I want to turn around and see Clark’s house instead of Grant and Birdie’s.
I want to see Garth and Becky, Sean and Quinn and Wy.
I want to go home to the Jalesville I know.
Her back to me, Celia spoke to Miles in low tones, a continuous, one-sided dialogue. I knew she was telling him about their son, a ritual she observed without fail. At last I gathered my wits and swiped the last of the moisture from my cheeks; there was no point in kneeling in the dirt, crying, and I stood and headed for the creek, cautious in my bare feet. I lifted my hem, toes sinking into the gooey mud on the bank, and imagined Marshall and me bringing our son here in a few years, each of us holding one of his chubby hands as he giggled and splashed. With a secret smile, I fit a palm against the smooth roundness of my abdomen, thinking of Patricia’s baby, named Cole Montgomery Spicer after his father.

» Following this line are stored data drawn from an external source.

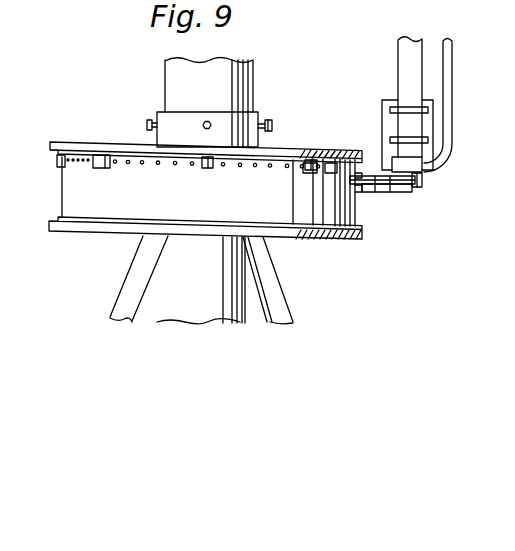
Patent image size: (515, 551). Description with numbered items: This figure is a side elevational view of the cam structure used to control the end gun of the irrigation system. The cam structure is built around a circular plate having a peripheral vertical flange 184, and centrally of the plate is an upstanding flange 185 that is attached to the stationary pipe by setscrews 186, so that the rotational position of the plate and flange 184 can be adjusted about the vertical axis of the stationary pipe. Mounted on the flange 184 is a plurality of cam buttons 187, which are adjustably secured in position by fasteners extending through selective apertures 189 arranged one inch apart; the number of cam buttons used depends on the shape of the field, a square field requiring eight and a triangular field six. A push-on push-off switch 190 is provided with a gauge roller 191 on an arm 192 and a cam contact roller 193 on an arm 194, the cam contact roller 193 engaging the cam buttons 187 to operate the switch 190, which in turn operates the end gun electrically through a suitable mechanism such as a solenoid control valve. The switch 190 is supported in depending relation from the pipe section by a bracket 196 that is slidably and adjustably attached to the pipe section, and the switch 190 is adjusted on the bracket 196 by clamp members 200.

The peripheral vertical flange 184 is at (350, 218).
The upstanding flange 185 is at (227, 120).
The setscrews 186 is at (147, 124).
The cam buttons 187 is at (203, 170).
The apertures 189 is at (256, 168).
The push-on push-off switch 190 is at (424, 176).
The gauge roller 191 is at (348, 200).
The arm 192 is at (351, 197).
The cam contact roller 193 is at (363, 164).
The arm 194 is at (412, 186).
The bracket 196 is at (410, 48).
The clamp members 200 is at (408, 110).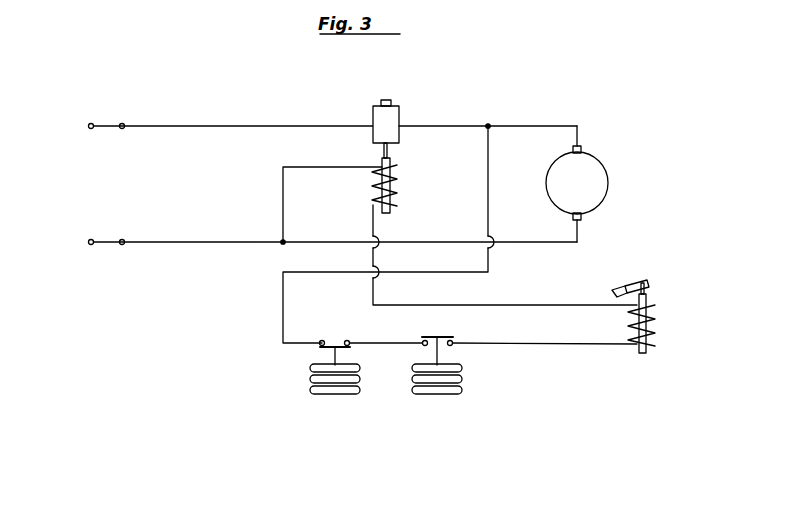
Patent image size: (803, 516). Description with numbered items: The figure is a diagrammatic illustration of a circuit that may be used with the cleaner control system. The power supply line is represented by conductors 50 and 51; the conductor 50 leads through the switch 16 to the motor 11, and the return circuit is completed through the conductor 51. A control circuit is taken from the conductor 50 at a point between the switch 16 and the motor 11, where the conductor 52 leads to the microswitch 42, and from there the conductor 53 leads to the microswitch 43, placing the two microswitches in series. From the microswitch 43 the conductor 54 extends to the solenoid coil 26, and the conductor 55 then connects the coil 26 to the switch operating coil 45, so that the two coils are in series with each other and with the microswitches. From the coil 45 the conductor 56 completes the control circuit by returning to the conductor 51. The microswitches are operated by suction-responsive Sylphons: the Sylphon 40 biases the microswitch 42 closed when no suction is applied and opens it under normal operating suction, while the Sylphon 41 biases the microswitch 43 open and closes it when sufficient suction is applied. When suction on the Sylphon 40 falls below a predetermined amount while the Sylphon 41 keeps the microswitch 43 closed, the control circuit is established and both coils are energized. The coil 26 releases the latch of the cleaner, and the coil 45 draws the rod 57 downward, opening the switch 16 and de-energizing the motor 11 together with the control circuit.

The motor 11 is at (592, 170).
The switch 16 is at (390, 113).
The solenoid coil 26 is at (652, 309).
The Sylphon 40 is at (310, 390).
The Sylphon 41 is at (412, 390).
The microswitch 42 is at (331, 343).
The microswitch 43 is at (438, 336).
The switch operating coil 45 is at (393, 187).
The conductor 50 is at (147, 126).
The conductor 51 is at (148, 242).
The conductor 52 is at (490, 190).
The conductor 53 is at (372, 343).
The conductor 54 is at (517, 344).
The conductor 55 is at (515, 305).
The conductor 56 is at (283, 212).
The rod 57 is at (390, 152).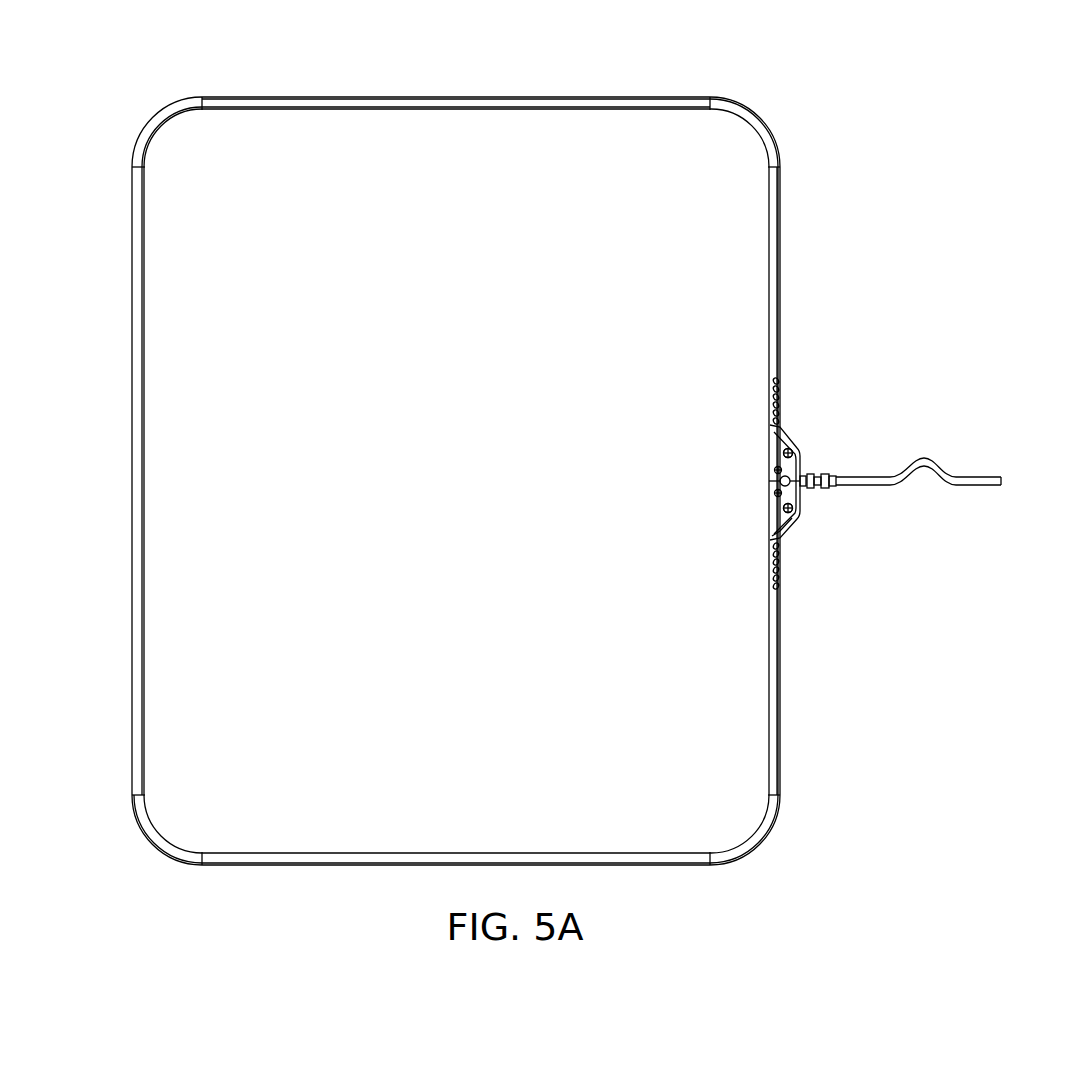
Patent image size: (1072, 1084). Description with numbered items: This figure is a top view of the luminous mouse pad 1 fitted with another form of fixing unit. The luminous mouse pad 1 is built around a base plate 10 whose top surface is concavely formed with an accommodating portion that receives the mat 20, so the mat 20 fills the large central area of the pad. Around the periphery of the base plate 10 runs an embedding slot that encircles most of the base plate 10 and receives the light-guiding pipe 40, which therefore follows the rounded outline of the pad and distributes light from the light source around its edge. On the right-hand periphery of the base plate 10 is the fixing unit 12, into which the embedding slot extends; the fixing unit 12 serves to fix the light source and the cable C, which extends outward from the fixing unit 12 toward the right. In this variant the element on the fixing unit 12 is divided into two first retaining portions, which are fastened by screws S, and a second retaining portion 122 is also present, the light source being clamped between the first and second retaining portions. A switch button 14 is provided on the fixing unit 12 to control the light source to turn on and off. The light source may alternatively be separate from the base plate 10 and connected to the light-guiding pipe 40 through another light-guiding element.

The luminous mouse pad 1 is at (94, 97).
The base plate 10 is at (777, 204).
The mat 20 is at (732, 150).
The light-guiding pipe 40 is at (780, 257).
The fixing unit 12 is at (797, 448).
The second retaining portion 122 is at (792, 518).
The switch button 14 is at (781, 478).
The screws S is at (783, 452).
The cable C is at (925, 463).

Marshall Augustus, Junior, I thought, indulging in my vision of wading in the creek with Marshall and our son. Your daddy and I already love you so. Someday you’ll meet your whole family, every last one of them. You have so many cousins already, baby. So many people to love you. Mathias and Camille have Millie Jo, Brantley, Henry, Lorie, and James. Garth and Becky have Tommy, and Becky was pregnant when I left, and I bet Case and Tish are going to have a baby any time now…
My twenty-first century family claimed the upper hand in my thoughts, seeming close enough to touch. Just beyond the limits of my perception the earth tilted and the sun shifted, its lower curve bisected by a rocky peak; brilliant orange light seared my retinas.
I recognized what was happening a second too late.
No!
My arms flew outward, palms extended. As though I exerted any control over it – I never had. And there it was all at once, backhanding me to awareness, the deep, insistent pull of time. A pull so powerful my cells buzzed, my skull rang.
No, oh God, no! Not without Marshall!
Fighting it, I scrambled for the bank and dropped to my knees, grabbing stalks of grass with both hands, holding for all I was worth.
I should have known, I should have known…
It had been this same location that Marshall and I once felt the pull of the past, the star-bright night we’d ridden Arrow to this very creek bank. And, just now, my awareness had been consumed by thoughts of our families in the future.
NO!
“Ruthie!” Celia’s voice cut through the buzzing nonsense. She flew to my side, slipping in the mud in her hurry to kneel and clutch hold of my upper arms. “What in God’s name? What’s wrong?!”
Shaking, wet from hips to hem, I clung to the security of her warmth, her solidity, concentrating for all I was worth on her immediate presence.
“Don’t let me go,” I begged, numb with fear. “Don’t let me go until it stops.”
“I got you. Hold to me, girl, hold fast.”
And I did until the pull receded, a long, undulating wave drawn back to the endless, infinite expanse of liquid called time.
Chapter Twenty-One
Montana Territory -June, 1882
CELIA DID NOT ATTEMPT TO ASK QUESTIONS ON OUR RE-turn walk. I didn’t even thank her, a mistake I regretted in the aftermath. So many necessary things left unsaid.
The what-ifs would not assault until later that night – and every night thereafter, a torture so excruciating I would have died to end it, if only Axton would have let me.
What if I’d returned to 2014 in that moment?